Legal Matters

‘Coming Unraveled’

by Walter Pierce

Kendall Mosing, a scion of the Frank’s International family, seeks $79.5 million in a biz deal gone sour.

[Editor's Note: The pirnt version of this story identified Kendall Mosing as the defendant in the suit; he is the plaintiff. This online story has been corrected to reflect that.]

A member of the family that controls the international oil-services company Frank’s International is suing a pair of former out-of-state business associates for nearly $80 million dollars alleging he was duped by the former associates into making substantial loans and investments in franchises in their e-waste recycling company beginning in 2012.

Kendall Mosing is the plaintiff in the suit against Robert Boston and Robert LaBarge and their company, Zloop. The company collects broken, obsolete or otherwise discarded electronic equipment, such as computers and televisions, and mines them for valuable metals and other byproducts. Mosing purchased three Louisiana and eight Texas franchises with the company.

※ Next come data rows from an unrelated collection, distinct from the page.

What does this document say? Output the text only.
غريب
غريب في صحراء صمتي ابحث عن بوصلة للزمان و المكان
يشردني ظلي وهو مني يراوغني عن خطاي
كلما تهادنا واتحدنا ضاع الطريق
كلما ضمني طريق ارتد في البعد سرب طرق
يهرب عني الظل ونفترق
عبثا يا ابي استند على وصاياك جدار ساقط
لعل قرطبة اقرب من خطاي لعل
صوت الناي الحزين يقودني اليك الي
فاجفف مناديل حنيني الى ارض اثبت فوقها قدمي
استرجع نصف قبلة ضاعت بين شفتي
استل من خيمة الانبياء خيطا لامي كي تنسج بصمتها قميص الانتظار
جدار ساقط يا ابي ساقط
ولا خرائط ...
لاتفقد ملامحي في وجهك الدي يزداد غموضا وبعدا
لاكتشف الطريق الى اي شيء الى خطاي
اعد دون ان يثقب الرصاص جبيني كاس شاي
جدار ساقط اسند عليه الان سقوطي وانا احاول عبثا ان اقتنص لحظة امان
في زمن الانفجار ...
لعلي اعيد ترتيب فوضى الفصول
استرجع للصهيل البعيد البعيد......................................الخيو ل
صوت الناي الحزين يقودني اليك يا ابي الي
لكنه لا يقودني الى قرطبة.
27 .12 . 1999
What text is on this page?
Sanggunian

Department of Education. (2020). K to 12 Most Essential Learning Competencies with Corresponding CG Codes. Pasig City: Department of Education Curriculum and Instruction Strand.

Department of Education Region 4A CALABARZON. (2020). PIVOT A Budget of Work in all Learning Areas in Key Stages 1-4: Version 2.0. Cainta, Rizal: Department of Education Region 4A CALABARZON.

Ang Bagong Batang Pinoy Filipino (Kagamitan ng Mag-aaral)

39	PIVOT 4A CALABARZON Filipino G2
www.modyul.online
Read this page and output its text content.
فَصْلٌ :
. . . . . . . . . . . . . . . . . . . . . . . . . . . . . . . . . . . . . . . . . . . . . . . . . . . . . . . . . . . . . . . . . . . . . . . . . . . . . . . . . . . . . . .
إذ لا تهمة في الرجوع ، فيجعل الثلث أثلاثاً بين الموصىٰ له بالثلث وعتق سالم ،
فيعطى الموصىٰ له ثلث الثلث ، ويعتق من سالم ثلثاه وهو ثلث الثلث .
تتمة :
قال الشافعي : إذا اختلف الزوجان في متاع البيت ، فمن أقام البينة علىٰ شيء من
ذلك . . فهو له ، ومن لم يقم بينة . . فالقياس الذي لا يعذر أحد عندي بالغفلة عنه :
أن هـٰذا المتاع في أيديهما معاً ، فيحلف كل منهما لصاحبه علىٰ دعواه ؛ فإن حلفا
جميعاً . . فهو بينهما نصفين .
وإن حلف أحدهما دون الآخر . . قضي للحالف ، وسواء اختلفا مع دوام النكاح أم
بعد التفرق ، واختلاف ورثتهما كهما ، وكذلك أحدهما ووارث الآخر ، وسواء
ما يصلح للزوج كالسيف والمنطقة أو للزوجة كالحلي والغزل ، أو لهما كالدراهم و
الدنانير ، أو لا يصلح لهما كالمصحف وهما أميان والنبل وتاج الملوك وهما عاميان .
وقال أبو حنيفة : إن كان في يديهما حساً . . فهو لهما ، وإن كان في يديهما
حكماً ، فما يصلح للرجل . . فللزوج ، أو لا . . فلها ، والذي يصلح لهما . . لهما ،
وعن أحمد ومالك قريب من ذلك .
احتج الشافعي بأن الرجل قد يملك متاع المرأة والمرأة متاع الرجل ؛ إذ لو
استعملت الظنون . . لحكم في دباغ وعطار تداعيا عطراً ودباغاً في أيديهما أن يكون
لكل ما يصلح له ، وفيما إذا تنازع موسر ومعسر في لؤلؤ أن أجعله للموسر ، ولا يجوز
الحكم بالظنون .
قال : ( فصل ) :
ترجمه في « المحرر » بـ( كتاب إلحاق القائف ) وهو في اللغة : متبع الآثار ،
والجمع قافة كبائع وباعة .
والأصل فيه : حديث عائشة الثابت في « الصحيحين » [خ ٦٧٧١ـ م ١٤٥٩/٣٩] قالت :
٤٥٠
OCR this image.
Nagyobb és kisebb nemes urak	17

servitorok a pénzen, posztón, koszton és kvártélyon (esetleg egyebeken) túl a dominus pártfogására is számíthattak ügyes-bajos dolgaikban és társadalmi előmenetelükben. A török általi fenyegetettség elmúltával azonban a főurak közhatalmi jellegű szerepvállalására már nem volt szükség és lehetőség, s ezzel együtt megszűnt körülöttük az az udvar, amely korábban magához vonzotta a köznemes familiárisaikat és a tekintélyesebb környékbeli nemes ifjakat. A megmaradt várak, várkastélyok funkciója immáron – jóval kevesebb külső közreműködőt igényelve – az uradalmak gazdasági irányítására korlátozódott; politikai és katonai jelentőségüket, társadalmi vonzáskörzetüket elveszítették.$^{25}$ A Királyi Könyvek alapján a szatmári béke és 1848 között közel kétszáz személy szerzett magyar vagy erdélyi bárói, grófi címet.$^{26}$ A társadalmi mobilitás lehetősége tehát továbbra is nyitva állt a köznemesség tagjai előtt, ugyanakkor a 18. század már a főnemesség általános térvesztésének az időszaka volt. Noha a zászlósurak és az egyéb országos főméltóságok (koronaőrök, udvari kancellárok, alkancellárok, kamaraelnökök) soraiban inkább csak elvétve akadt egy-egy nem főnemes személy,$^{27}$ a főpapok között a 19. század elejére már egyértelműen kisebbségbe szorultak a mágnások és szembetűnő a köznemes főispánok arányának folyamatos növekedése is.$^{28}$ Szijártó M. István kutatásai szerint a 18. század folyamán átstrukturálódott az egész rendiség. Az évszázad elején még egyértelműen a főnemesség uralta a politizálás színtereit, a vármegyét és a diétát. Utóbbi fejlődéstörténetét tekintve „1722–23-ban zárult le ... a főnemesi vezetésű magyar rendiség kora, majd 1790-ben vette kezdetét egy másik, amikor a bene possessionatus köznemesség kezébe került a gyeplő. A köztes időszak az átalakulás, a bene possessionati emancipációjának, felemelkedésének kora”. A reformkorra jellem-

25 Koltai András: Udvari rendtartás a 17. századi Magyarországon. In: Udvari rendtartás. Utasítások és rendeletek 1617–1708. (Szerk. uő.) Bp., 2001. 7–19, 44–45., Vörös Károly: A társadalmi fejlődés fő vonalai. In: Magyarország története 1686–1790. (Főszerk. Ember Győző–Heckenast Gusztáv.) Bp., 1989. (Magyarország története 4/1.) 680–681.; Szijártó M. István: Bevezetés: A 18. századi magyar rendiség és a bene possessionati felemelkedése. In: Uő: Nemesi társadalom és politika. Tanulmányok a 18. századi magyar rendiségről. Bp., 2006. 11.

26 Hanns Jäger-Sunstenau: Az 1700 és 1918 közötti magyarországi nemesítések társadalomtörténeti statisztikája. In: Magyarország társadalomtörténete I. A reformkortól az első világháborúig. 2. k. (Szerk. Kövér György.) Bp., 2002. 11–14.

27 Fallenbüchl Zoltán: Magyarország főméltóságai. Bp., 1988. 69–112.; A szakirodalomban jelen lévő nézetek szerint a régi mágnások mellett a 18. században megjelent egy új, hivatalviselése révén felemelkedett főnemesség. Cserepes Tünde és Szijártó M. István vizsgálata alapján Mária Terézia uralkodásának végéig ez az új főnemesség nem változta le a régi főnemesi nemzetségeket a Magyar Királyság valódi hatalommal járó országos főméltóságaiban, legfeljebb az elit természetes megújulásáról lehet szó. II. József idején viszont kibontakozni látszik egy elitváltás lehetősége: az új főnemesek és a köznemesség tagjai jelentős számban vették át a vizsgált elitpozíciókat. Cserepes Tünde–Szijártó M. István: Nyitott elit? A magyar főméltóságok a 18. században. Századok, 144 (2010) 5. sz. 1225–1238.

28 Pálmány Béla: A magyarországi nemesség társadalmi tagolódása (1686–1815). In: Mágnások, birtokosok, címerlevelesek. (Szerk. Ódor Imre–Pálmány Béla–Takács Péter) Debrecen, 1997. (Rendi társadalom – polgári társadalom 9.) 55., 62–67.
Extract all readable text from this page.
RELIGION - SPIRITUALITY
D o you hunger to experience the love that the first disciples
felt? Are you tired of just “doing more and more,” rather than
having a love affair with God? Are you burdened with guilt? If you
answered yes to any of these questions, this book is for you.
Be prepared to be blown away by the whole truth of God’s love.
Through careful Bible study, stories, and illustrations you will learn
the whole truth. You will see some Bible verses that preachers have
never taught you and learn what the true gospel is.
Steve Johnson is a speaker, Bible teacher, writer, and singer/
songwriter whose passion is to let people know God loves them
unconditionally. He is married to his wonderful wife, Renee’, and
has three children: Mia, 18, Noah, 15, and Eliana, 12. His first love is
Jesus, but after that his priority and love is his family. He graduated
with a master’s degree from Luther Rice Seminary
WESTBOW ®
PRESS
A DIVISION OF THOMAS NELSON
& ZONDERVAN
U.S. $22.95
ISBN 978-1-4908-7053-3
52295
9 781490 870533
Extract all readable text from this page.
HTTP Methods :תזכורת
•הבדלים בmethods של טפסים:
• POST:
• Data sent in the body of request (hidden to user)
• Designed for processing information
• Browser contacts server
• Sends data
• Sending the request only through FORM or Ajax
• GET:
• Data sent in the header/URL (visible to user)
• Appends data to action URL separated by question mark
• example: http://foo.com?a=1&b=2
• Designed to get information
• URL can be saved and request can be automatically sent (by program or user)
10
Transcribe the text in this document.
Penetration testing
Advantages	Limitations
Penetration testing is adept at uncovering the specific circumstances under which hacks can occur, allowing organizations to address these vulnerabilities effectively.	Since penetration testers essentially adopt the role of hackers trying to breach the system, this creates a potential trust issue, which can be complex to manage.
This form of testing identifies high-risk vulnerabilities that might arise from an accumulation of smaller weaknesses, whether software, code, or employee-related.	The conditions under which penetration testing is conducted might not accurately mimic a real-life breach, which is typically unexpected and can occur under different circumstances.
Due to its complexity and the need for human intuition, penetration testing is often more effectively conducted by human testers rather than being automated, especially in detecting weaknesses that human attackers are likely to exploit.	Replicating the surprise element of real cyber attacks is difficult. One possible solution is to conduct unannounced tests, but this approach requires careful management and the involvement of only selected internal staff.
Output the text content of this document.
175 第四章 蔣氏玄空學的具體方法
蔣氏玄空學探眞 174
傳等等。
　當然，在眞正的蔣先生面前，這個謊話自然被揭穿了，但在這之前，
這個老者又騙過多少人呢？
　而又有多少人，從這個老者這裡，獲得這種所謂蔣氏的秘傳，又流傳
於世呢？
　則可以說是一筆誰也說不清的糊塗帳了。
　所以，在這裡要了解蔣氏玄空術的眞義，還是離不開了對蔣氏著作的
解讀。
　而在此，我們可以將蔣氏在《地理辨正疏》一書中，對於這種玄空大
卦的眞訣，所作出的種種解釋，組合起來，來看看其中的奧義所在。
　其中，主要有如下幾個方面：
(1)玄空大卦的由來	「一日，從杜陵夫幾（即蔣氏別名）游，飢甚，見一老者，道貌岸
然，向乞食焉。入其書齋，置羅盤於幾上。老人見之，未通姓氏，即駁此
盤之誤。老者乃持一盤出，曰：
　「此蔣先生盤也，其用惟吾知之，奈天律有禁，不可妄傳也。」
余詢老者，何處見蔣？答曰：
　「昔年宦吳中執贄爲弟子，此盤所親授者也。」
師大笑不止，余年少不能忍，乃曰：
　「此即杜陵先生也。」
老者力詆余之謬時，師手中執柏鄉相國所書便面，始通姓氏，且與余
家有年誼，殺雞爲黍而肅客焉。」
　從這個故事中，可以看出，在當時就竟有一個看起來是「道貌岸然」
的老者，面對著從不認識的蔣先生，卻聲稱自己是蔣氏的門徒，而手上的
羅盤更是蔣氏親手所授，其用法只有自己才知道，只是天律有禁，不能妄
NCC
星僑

Mosing is seeking just under $26.5 million in actual damages, but he cites the Louisiana Unfair Trade Practices Act in seeking three times the actual damages against Boston and LaBarge.

Mosing alleges in the suit that over a roughly 18-month period beginning in September 2012, LaBarge and Boston used subterfuge, accounting sleight-of-hand and other illegal business practices to lure Mosing into making repeated loans and investments in the company, including the purchase of the Zloop franchises in Louisiana and Texas.

According to the suit: “LaBarge met a close friend and trusted advisor of Kendall Mosing, Jim Janes, in South Louisiana at Port Fourchon in August of 2011. ...As a result of that relationship, Jim Janes eventually introduced Kendall Mosing to LaBarge and Boston. Kendall Mosing perceived Jim Janes as a father figure and often sought and listened to Jim Janes’ advice...”

Kendall Mosing

The suit, filed in federal court in Lafayette and more than 100 pages in length, details what Mosing alleges was a pattern of “high pressure sales tactics, promises of security interests and back dated documents” used to induce Mosing into purchasing Zloop securities, buying into franchises and extending loans to the Delaware-registered company. A typical loan made by Mosing to Zloop was $2 million to $3 million.

Dozens of motions have been filed in the case since it was initiated in fall of 2014, including a so-far unsuccessful attempt to transfer the suit to North Carolina where LaBarge and Boston are residents. The case has also gotten ugly at times, with Mosing at one point accusing the defendants of trying to sell a 20 percent stake in the company to “an offshore investment fund in Belize.” That would have been counter to a so-called “stand down” agreement in which the defendants agreed to leave alone the company’s assets in case in which Mosing prevailed in court. The defendants answered Mosing’s claim in a counter motion, arguing that “plaintiff’s motion is premised on nothing more than innuendo and vague suggestions of wrongdoing that are whole lacking in evidentiary support.” The defendants even filed a motion seeking judicial sanctions against Mosing’s legal counsel related to the Belize accusation but later withdrew it.

Exhibits entered into the court record attendant to the suit paint Zloop as a company circling the financial drain in the months leading up to the court action. Those include emails directly between Boston and Mosing’s mentor, Janes.

In a May 9, 2013, email from Boston to Janes, the former writes, “I have asked a couple of franchise owners if they could make a payment or two on there [sic] outstanding bills even though we’re not operational. Do you think it is appropriate to ask Kendall if he could pay a couple of his? I [sic] you don’t think it is a Good idea obviously I won’t. Just trying to make payroll.”

In a July email that same year, Boston again writes to Janes, “... we are completely out of money and I cannot work the employees any longer with no definition of when I can pay them,” followed three days later by the terse, ominous, “FYI, Things are coming unraveled.”

It’s unclear whether Kendall Mosing, a grandson of Frank’s International founder Frank Mosing, still works for the oilfield services giant, though ABiz did find a 2013 newsletter congratulating him on 31 years with the company. “As a matter of personal data privacy, we do not disclose who may or may not be employed by the company,” Frank’s International spokesman Josh Grodin says in an emailed response.

Attorneys for neither Mosing nor the defendants could be reached for this story.